Spread the HK work out by having housekeeping_any_cpu() and
sched_numa_find_closest() use cpumask_any_and_distribute()
instead of cpumask_any_and().

Signed-off-by: Phil Auld <pauld@xxxxxxxxxx>
Signed-off-by: Peter Zijlstra (Intel) <peterz@xxxxxxxxxxxxx>
Reviewed-by: Waiman Long <longman@xxxxxxxxxx>
Reviewed-by: Vishal Chourasia <vishalc@xxxxxxxxxxxxx>
Acked-by: Frederic Weisbecker <frederic@xxxxxxxxxx>
Link: https://lore.kernel.org/r/20250218184618.1331715-1-pauld@xxxxxxxxxx
---
kernel/sched/isolation.c | 2 +-
kernel/sched/topology.c | 2 +-
2 files changed, 2 insertions(+), 2 deletions(-)

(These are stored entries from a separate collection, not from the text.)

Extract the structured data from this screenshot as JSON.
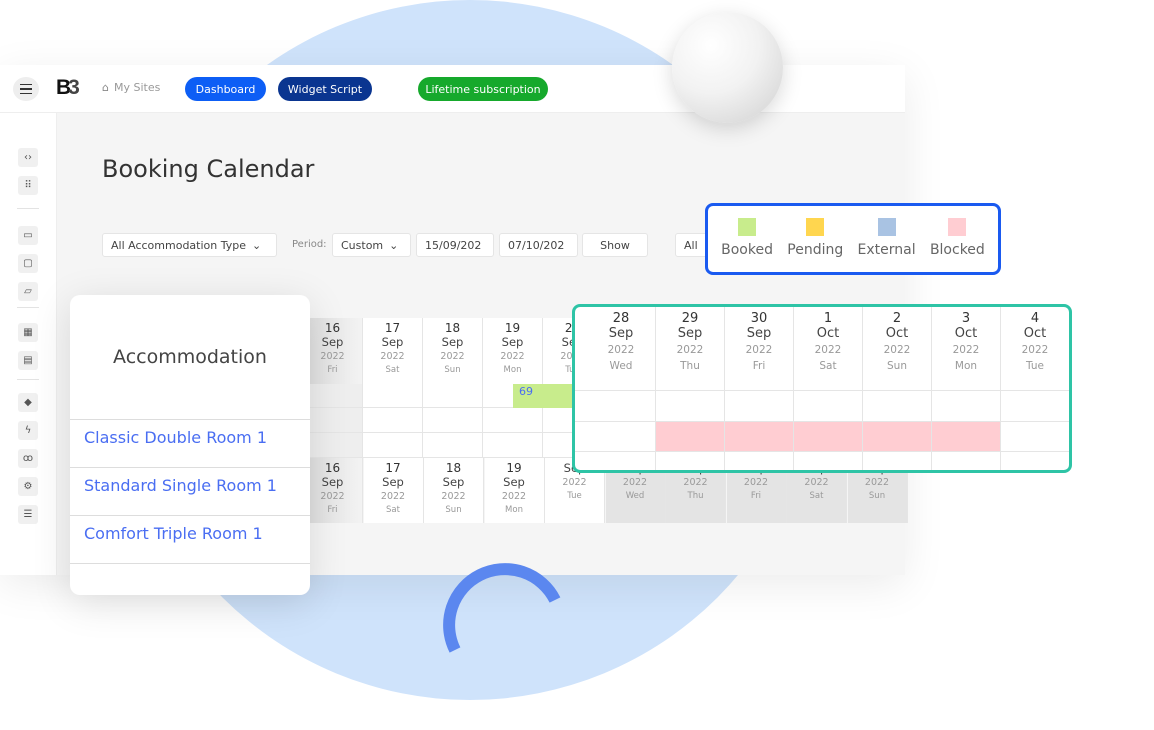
{
  "header": {
    "my_sites": "My Sites",
    "dashboard": "Dashboard",
    "widget_script": "Widget Script",
    "lifetime": "Lifetime subscription",
    "logo": "B3"
  },
  "colors": {
    "dashboard": "#0d5ef5",
    "widget": "#0a3590",
    "lifetime": "#16a92c",
    "booked": "#c8ec8c",
    "pending": "#ffd64f",
    "external": "#a9c3e3",
    "blocked": "#ffcdd2"
  },
  "page": {
    "title": "Booking Calendar"
  },
  "filters": {
    "type": "All Accommodation Type",
    "period_label": "Period:",
    "period": "Custom",
    "from": "15/09/202",
    "to": "07/10/202",
    "show": "Show",
    "all": "All"
  },
  "legend": [
    "Booked",
    "Pending",
    "External",
    "Blocked"
  ],
  "accommodation": {
    "header": "Accommodation",
    "rooms": [
      "Classic Double Room 1",
      "Standard Single Room 1",
      "Comfort Triple Room 1"
    ]
  },
  "calendar_top": [
    {
      "d": "16",
      "m": "Sep",
      "y": "2022",
      "w": "Fri"
    },
    {
      "d": "17",
      "m": "Sep",
      "y": "2022",
      "w": "Sat"
    },
    {
      "d": "18",
      "m": "Sep",
      "y": "2022",
      "w": "Sun"
    },
    {
      "d": "19",
      "m": "Sep",
      "y": "2022",
      "w": "Mon"
    },
    {
      "d": "20",
      "m": "Sep",
      "y": "2022",
      "w": "Tue"
    }
  ],
  "booking_label": "69",
  "calendar_bottom": [
    {
      "d": "16",
      "m": "Sep",
      "y": "2022",
      "w": "Fri"
    },
    {
      "d": "17",
      "m": "Sep",
      "y": "2022",
      "w": "Sat"
    },
    {
      "d": "18",
      "m": "Sep",
      "y": "2022",
      "w": "Sun"
    },
    {
      "d": "19",
      "m": "Sep",
      "y": "2022",
      "w": "Mon"
    },
    {
      "d": "",
      "m": "Sep",
      "y": "2022",
      "w": "Tue"
    },
    {
      "d": "",
      "m": "Sep",
      "y": "2022",
      "w": "Wed"
    },
    {
      "d": "",
      "m": "Sep",
      "y": "2022",
      "w": "Thu"
    },
    {
      "d": "",
      "m": "Sep",
      "y": "2022",
      "w": "Fri"
    },
    {
      "d": "",
      "m": "Sep",
      "y": "2022",
      "w": "Sat"
    },
    {
      "d": "",
      "m": "Sep",
      "y": "2022",
      "w": "Sun"
    }
  ],
  "zoom_calendar": [
    {
      "d": "28",
      "m": "Sep",
      "y": "2022",
      "w": "Wed"
    },
    {
      "d": "29",
      "m": "Sep",
      "y": "2022",
      "w": "Thu"
    },
    {
      "d": "30",
      "m": "Sep",
      "y": "2022",
      "w": "Fri"
    },
    {
      "d": "1",
      "m": "Oct",
      "y": "2022",
      "w": "Sat"
    },
    {
      "d": "2",
      "m": "Oct",
      "y": "2022",
      "w": "Sun"
    },
    {
      "d": "3",
      "m": "Oct",
      "y": "2022",
      "w": "Mon"
    },
    {
      "d": "4",
      "m": "Oct",
      "y": "2022",
      "w": "Tue"
    }
  ],
  "sidebar_icons": [
    "code-icon",
    "grid-icon",
    "image-icon",
    "layers-icon",
    "comment-icon",
    "building-icon",
    "calendar-icon",
    "paint-bucket-icon",
    "lightning-icon",
    "users-icon",
    "gear-icon",
    "sliders-icon"
  ]
}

diff --git a/kernel/sched/isolation.c b/kernel/sched/isolation.c
index 81bc8b3..93b038d 100644
--- a/kernel/sched/isolation.c
+++ b/kernel/sched/isolation.c
@@ -40,7 +40,7 @@ int housekeeping_any_cpu(enum hk_type type)
if (cpu < nr_cpu_ids)
return cpu;

- cpu = cpumask_any_and(housekeeping.cpumasks[type], cpu_online_mask);
+ cpu = cpumask_any_and_distribute(housekeeping.cpumasks[type], cpu_online_mask);
if (likely(cpu < nr_cpu_ids))
return cpu;
/*
diff --git a/kernel/sched/topology.c b/kernel/sched/topology.c
index b334f25..bbc2fc2 100644
--- a/kernel/sched/topology.c
+++ b/kernel/sched/topology.c
@@ -2098,7 +2098,7 @@ int sched_numa_find_closest(const struct cpumask *cpus, int cpu)
for (i = 0; i < sched_domains_numa_levels; i++) {
if (!masks[i][j])
break;
- cpu = cpumask_any_and(cpus, masks[i][j]);
+ cpu = cpumask_any_and_distribute(cpus, masks[i][j]);
if (cpu < nr_cpu_ids) {
found = cpu;
break;